Former association football club in Scotland

Carrick Football Club was a 19th-century football club originally from the Partick area of Glasgow in Scotland, but which moved to Possilpark for a brief period.

==History==

The club was founded in August 1874 playing in Maryhill. For most of its existence the club played low-level football.

In 1884, Possilpark F.C. dissolved, and its ground at Saracen Park was put up for rent. Carrick took on the ground from the start of the 1885–86 season and joined the Scottish Football Association, entitling it to enter the Scottish Cup, which it did for the first time in 1886–87.
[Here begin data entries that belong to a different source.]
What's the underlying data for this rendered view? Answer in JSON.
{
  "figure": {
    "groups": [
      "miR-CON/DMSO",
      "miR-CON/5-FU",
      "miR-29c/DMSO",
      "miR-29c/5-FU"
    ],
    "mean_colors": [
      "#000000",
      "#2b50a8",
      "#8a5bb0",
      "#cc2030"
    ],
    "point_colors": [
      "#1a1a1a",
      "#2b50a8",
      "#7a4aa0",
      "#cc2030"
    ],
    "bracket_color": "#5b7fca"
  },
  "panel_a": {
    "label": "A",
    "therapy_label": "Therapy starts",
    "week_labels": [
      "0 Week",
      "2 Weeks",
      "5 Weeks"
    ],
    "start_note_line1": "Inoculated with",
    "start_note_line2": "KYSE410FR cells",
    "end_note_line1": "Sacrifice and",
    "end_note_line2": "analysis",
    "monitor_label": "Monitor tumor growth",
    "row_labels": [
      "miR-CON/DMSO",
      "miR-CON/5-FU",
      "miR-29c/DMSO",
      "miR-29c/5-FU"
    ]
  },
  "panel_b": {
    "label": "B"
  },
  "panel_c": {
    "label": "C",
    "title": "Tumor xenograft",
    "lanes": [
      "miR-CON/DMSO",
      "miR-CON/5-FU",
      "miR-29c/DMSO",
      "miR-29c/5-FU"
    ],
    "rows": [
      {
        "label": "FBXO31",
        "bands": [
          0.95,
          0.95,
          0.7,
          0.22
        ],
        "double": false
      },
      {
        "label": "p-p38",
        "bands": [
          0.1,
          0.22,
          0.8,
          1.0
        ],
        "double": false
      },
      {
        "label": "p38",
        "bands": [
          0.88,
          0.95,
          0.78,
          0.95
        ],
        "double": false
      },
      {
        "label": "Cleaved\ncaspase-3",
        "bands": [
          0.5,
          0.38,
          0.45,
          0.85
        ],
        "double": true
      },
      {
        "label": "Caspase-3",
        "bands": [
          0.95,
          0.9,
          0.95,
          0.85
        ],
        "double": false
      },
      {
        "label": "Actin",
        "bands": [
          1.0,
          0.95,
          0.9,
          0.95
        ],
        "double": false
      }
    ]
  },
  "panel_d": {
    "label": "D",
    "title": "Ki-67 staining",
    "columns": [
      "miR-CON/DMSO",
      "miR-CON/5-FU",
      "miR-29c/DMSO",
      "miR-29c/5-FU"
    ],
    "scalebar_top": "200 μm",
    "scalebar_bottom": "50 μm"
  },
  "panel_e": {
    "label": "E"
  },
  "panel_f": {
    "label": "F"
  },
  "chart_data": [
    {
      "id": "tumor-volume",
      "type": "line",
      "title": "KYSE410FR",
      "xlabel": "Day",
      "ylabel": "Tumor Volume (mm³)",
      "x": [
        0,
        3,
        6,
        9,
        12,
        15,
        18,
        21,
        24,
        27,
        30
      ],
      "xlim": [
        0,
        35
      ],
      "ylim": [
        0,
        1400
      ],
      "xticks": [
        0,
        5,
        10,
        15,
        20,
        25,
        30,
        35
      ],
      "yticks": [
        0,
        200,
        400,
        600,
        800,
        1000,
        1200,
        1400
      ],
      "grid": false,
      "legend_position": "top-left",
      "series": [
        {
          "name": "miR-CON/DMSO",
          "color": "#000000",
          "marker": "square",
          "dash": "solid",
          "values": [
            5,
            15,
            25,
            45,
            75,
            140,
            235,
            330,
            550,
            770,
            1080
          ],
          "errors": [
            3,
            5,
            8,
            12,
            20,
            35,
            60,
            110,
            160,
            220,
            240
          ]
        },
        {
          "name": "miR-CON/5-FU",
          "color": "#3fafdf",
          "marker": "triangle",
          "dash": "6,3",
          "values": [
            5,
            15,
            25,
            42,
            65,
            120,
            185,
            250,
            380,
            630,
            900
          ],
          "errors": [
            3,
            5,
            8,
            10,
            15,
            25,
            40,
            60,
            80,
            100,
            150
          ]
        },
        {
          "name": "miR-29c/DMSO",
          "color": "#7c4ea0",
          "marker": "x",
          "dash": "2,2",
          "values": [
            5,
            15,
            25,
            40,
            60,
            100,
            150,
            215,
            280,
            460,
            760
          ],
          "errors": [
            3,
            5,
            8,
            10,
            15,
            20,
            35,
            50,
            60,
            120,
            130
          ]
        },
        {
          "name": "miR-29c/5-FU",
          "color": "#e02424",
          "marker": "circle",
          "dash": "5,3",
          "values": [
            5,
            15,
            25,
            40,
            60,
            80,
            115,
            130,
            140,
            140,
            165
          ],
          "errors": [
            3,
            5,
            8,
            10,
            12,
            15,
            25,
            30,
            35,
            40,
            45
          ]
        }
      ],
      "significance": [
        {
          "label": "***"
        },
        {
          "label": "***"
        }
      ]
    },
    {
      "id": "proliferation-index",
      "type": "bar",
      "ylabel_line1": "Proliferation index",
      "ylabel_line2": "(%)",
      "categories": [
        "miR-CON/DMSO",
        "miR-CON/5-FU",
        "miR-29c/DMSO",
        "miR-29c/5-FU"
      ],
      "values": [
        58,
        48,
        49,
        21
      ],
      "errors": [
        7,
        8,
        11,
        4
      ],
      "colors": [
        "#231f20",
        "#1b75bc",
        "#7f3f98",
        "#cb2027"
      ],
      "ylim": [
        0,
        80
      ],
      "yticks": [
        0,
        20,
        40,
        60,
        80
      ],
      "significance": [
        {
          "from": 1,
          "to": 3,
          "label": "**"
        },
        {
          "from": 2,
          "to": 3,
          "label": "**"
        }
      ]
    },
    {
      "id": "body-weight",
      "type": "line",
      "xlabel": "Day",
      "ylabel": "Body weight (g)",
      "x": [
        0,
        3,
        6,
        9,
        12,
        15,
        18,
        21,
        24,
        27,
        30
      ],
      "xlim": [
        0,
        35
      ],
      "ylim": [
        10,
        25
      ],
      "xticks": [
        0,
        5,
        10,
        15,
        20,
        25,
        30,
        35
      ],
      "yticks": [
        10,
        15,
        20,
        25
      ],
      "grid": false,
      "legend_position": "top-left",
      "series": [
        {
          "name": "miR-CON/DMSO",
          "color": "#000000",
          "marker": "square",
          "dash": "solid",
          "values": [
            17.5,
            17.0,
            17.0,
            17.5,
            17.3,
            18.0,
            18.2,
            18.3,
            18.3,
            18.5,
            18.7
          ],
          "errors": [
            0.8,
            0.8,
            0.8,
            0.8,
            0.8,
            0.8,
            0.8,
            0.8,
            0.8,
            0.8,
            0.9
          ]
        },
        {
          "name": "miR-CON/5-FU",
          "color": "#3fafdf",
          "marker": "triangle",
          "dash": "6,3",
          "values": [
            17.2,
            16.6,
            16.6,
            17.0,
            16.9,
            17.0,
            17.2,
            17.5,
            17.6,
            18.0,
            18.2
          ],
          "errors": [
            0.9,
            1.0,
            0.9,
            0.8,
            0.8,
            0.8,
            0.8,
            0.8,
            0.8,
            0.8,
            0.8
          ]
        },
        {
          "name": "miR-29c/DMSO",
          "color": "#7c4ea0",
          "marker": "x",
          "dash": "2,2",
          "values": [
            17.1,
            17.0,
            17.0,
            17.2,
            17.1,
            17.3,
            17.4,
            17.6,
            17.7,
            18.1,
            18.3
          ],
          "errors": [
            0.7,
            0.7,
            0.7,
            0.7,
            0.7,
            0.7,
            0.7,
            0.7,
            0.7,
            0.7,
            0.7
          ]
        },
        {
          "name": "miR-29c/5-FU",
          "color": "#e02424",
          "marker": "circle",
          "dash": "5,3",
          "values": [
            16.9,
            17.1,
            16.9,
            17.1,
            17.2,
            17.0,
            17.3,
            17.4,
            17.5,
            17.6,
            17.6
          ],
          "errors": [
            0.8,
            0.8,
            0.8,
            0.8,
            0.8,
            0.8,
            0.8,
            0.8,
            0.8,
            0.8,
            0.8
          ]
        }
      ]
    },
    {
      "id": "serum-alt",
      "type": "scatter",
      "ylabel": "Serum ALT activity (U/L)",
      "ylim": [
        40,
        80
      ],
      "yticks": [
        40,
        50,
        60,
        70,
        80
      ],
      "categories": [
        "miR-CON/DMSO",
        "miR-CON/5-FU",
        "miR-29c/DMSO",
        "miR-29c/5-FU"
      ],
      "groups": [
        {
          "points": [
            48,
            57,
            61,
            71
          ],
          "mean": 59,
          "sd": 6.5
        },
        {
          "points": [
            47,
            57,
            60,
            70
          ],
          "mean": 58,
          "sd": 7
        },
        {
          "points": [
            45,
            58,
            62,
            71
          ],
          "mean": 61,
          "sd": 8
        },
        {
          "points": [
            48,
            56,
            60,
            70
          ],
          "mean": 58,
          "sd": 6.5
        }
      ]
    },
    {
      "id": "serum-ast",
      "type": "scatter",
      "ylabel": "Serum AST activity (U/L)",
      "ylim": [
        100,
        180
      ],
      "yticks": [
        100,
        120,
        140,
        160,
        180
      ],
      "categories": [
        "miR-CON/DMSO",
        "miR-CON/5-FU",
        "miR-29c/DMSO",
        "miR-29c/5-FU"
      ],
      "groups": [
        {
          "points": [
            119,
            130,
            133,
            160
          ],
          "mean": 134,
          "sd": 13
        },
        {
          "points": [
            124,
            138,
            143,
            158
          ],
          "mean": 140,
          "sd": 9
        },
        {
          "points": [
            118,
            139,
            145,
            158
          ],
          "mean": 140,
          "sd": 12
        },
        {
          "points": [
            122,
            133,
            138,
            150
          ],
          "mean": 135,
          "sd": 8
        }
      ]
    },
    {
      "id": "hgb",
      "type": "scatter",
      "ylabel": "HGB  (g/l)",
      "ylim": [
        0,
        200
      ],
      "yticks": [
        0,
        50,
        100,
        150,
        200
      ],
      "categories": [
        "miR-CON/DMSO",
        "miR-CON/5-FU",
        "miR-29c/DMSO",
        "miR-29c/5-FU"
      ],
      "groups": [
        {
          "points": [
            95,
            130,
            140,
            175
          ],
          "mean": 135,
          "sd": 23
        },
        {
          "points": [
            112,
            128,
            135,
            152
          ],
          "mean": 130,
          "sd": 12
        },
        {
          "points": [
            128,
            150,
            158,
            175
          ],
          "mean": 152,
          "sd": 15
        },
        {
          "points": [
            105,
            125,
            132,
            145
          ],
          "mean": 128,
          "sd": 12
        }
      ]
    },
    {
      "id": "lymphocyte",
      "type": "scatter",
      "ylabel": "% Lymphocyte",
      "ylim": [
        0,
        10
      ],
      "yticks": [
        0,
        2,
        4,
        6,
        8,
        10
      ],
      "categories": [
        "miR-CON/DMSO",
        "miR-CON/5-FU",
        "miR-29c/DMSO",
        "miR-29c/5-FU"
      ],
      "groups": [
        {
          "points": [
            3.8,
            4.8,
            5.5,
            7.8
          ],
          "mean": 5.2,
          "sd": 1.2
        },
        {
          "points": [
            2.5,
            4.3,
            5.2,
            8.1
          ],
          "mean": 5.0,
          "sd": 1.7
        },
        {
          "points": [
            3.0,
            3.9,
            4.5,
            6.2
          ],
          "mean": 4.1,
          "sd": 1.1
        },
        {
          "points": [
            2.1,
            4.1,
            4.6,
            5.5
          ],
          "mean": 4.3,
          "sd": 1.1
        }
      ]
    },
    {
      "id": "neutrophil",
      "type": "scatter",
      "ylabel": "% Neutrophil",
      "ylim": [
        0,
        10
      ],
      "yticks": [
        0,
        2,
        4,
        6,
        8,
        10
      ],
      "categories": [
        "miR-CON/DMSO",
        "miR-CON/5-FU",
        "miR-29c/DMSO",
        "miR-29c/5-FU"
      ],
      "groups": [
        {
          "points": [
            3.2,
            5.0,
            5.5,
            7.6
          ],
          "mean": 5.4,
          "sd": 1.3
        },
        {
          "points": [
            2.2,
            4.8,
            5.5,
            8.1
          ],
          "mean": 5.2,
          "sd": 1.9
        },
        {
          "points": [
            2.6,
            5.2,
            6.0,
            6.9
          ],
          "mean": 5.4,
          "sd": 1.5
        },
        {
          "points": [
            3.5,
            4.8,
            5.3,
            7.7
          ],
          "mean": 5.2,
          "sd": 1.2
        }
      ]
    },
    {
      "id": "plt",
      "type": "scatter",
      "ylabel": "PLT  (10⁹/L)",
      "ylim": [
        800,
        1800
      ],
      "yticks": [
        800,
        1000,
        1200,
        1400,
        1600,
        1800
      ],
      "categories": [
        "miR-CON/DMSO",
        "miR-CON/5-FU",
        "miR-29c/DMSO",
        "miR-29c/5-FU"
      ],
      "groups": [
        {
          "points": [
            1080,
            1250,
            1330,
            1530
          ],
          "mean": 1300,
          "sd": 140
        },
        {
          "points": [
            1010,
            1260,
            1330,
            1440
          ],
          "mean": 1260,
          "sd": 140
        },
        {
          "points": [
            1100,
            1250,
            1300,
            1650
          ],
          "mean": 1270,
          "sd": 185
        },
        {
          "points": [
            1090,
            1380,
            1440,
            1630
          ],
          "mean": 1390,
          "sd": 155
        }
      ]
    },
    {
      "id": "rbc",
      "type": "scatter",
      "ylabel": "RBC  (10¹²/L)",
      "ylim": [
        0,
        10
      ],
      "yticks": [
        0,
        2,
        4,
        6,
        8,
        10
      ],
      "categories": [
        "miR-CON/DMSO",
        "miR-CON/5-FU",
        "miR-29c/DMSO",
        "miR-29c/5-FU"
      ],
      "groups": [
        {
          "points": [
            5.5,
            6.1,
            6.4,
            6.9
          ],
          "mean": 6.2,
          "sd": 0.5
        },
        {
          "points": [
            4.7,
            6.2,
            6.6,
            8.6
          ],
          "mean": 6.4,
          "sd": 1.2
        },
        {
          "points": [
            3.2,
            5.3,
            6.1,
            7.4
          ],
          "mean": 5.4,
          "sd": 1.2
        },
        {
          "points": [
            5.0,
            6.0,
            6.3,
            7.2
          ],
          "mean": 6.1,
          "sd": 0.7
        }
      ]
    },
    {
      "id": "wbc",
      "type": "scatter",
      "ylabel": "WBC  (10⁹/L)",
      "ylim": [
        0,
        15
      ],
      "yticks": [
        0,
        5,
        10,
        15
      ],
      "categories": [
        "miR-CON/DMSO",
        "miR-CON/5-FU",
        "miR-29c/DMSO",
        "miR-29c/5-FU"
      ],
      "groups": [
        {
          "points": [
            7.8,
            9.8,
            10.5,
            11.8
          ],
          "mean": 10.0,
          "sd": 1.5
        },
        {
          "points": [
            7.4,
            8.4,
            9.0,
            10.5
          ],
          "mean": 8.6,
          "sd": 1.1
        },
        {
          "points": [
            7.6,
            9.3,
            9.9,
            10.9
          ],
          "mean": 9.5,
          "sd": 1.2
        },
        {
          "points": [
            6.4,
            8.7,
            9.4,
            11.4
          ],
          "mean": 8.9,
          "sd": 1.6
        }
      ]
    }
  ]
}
Initially the move looked promising, as, in one of its first senior matches, Carrick beat Kirkintilloch Athletic 5–0, and later beat Wishaw Swifts; although the club lost at Lindertis of Forfarshire, it was at least well-regarded enough to be able to play friendlies distance from Glasgow.

The step-up to senior competition however proved to be another matter. In the first round of the Cup in 1886–87, the club lost 2–0 at home to Westbourne, a club with little pedigree. The club's second and last entry, in 1887–88, was disastrous; Carrick lost 10–0 at home to Thistle of east Glasgow in the first round.

The club did continue playing afterwards, and Saracen Park is still described as Carrick's home at the close of the season. However the move to senior football, in an area with more established clubs like Cowlairs and Northern, appears to have been too ambitious, as the club disappears before the 1888–89 season, and the ground is taken over by Temperance Athletic.

==Colours==

The club played in royal blue and white one-inch striped shirts, and dark blue shorts with white stripes.

==Ground==

The club originally played in Maryhill; by 1884–85 the club had moved to Kelvinside. As a senior club, it played at Saracen Park, behind the Saracen Foundry, in Possilpark, north Glasgow. The pitch was 120 yards x 78 yards, and the ground had a clubhouse and 36 ft tall flagpole. The ground is close to the current Saracen Park, opened in 1937.